Summer at Sugarloaf revolves around the Sugarloaf Golf Club, and consequently, it plays a major role in the Sugarloaf 2020 vision. The future of the course took a huge step in the right direction recently, when Carrabassett Valley residents voted overwhelmingly in support of a new $1.7 million irrigation system, which will be installed this summer.
The cost of the system will be split between Sugarloaf and the town of Carrabassett Valley, which owns the course.
In the most recent issue of “The Sugarloafer,” course superintendent Bob Bruce spoke about why the new system is so important for the future of the course:
“The old system was antiquated and beginning to fail,” he said. “With the new irrigation system, we will be able to pinpoint the exact areas that need water, and avoid over-watering areas that don’t need as much. This will end up saving water and electricity costs, and will be much better for the course in the long run.”
The old system was installed when the course was first constructed 27 years ago in 1985. Bruce said that the typically life expectancy for that type of system is 25-30.

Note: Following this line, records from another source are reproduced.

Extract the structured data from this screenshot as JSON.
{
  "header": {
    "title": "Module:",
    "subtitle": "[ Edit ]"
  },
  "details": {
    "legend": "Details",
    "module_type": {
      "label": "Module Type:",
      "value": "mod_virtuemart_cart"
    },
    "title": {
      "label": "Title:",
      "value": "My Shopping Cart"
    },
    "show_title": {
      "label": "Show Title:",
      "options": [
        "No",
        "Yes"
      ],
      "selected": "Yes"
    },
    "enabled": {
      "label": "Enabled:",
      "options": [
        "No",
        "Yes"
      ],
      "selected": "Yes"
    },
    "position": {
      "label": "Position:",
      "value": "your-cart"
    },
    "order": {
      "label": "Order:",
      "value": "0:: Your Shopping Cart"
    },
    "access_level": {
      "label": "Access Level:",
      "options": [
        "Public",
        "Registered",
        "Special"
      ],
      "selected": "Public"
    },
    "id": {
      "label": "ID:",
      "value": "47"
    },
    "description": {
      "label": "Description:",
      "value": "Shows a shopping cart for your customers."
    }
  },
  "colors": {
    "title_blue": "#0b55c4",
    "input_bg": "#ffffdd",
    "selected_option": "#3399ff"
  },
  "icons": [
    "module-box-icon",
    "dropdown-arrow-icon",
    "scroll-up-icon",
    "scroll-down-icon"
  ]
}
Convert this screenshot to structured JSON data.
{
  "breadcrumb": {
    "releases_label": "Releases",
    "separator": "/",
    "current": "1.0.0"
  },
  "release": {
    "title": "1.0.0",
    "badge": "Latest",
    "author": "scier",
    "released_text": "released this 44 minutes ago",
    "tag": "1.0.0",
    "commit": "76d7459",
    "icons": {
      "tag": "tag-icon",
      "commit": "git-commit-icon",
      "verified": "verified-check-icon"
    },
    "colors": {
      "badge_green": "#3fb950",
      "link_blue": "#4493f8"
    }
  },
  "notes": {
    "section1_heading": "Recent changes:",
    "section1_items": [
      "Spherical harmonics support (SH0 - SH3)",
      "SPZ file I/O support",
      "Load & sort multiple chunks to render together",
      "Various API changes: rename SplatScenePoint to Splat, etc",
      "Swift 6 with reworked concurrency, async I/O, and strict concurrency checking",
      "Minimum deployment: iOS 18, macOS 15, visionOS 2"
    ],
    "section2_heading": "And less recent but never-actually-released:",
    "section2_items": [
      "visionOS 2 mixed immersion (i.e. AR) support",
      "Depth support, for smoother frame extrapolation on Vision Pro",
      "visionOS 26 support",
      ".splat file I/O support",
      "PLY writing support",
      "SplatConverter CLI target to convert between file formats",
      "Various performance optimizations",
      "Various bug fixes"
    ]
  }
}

Work on the new irrigation system will begin later this spring, and will continue, one hole at a time, until all 18 holes are completed. The project is not expected to significantly impact play at the course, as only one hole will be closed to construction at a time, and only during midweek days.

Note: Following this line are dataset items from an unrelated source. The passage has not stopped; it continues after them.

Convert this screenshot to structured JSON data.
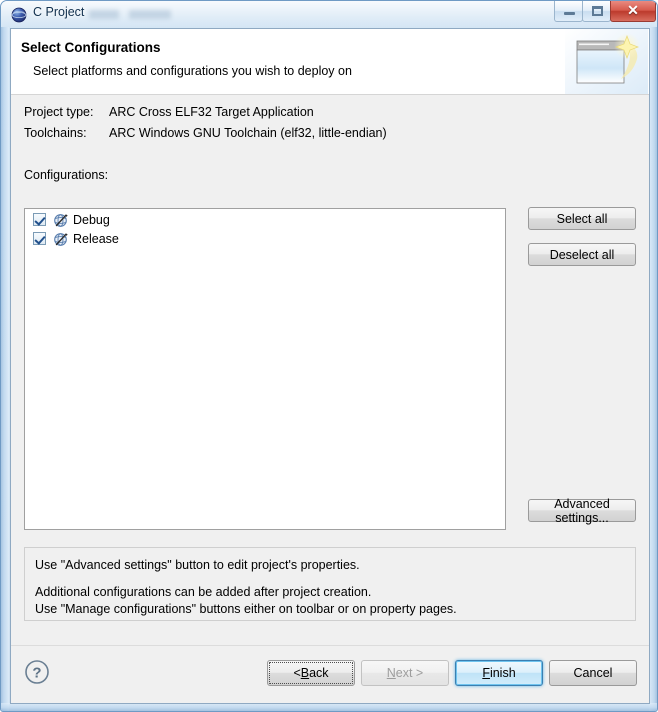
{
  "window": {
    "title": "C Project",
    "icon": "eclipse-globe-icon",
    "controls": {
      "minimize": "minimize-icon",
      "restore": "restore-icon",
      "close_glyph": "✕"
    }
  },
  "banner": {
    "title": "Select Configurations",
    "subtitle": "Select platforms and configurations you wish to deploy on",
    "image": "new-wizard-banner-icon"
  },
  "summary": [
    {
      "label": "Project type:",
      "value": "ARC Cross ELF32 Target Application"
    },
    {
      "label": "Toolchains:",
      "value": "ARC Windows GNU Toolchain (elf32, little-endian)"
    }
  ],
  "configurations_label": "Configurations:",
  "configurations": [
    {
      "name": "Debug",
      "checked": true,
      "icon": "configuration-icon"
    },
    {
      "name": "Release",
      "checked": true,
      "icon": "configuration-icon"
    }
  ],
  "side_buttons": {
    "select_all": "Select all",
    "deselect_all": "Deselect all",
    "advanced_settings": "Advanced settings..."
  },
  "notes": {
    "line1": "Use \"Advanced settings\" button to edit project's properties.",
    "line2": "Additional configurations can be added after project creation.",
    "line3": "Use \"Manage configurations\" buttons either on toolbar or on property pages."
  },
  "footer": {
    "help": "help-icon",
    "buttons": {
      "back_pre": "< ",
      "back_mnemonic": "B",
      "back_post": "ack",
      "next_mnemonic": "N",
      "next_post": "ext >",
      "finish_mnemonic": "F",
      "finish_post": "inish",
      "cancel": "Cancel"
    }
  },
  "colors": {
    "accent": "#3c7fb1",
    "close_button": "#bc3a2c",
    "dialog_bg": "#f0f0f0",
    "list_bg": "#ffffff"
  }
}
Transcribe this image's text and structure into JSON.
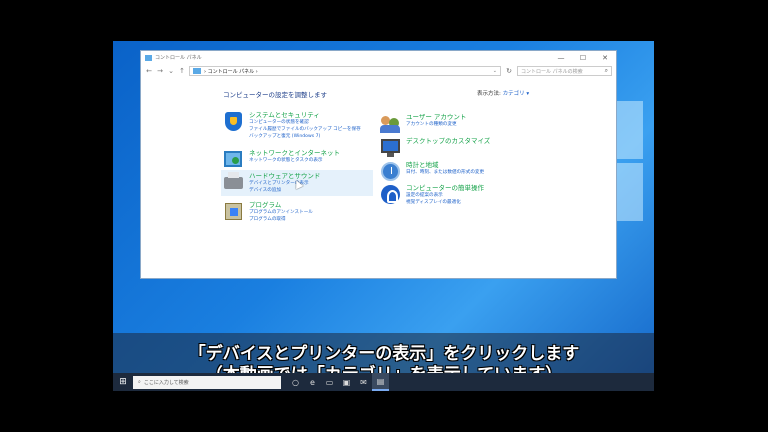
{
  "window": {
    "title": "コントロール パネル",
    "controls": [
      "—",
      "☐",
      "✕"
    ],
    "address": "コントロール パネル",
    "search_placeholder": "コントロール パネルの検索"
  },
  "content": {
    "heading": "コンピューターの設定を調整します",
    "view_by_label": "表示方法:",
    "view_by_value": "カテゴリ ▾"
  },
  "categories_left": [
    {
      "title": "システムとセキュリティ",
      "links": [
        "コンピューターの状態を確認",
        "ファイル履歴でファイルのバックアップ コピーを保存",
        "バックアップと復元 (Windows 7)"
      ]
    },
    {
      "title": "ネットワークとインターネット",
      "links": [
        "ネットワークの状態とタスクの表示"
      ]
    },
    {
      "title": "ハードウェアとサウンド",
      "links": [
        "デバイスとプリンターの表示",
        "デバイスの追加"
      ]
    },
    {
      "title": "プログラム",
      "links": [
        "プログラムのアンインストール",
        "プログラムの取得"
      ]
    }
  ],
  "categories_right": [
    {
      "title": "ユーザー アカウント",
      "links": [
        "アカウントの種類の変更"
      ]
    },
    {
      "title": "デスクトップのカスタマイズ",
      "links": []
    },
    {
      "title": "時計と地域",
      "links": [
        "日付、時刻、または数値の形式の変更"
      ]
    },
    {
      "title": "コンピューターの簡単操作",
      "links": [
        "設定の提案の表示",
        "視覚ディスプレイの最適化"
      ]
    }
  ],
  "subtitle": {
    "line1": "「デバイスとプリンターの表示」をクリックします",
    "line2": "（本動画では「カテゴリ」を表示しています）"
  },
  "taskbar": {
    "start": "⊞",
    "search": "ここに入力して検索",
    "icons": [
      "task-view-icon",
      "edge-icon",
      "explorer-icon",
      "store-icon",
      "mail-icon",
      "control-panel-icon"
    ]
  },
  "colors": {
    "link": "#1a5fc8",
    "category_title": "#16a34a",
    "heading": "#1e3f8a",
    "desktop": "#1a7fe0"
  }
}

Additional course improvement projects will also be completed around the course this spring, including
- New drainage work on the 12th fairway and in the rough around the Number Two forward tees.
- A new bridge on the 12th hole, to replace the bridge that was washed away during Hurricane Irene last summer.
- New decking and cribbing on the bridges for the 14th and 15th holes
- Improvements to the greenside bunkers on holes 10 and 11.
Last fall, the course also invested in 13 protective tarps to cover many of the greens during the winter months. These tarps protect the greens from the harsh winter conditions, while allowing them to breathe and stay healthy until spring. The course crew has had tremendous success with this type of tarp in the past, and though it is still early, Bruce says they are encouraged by the way greens are looking.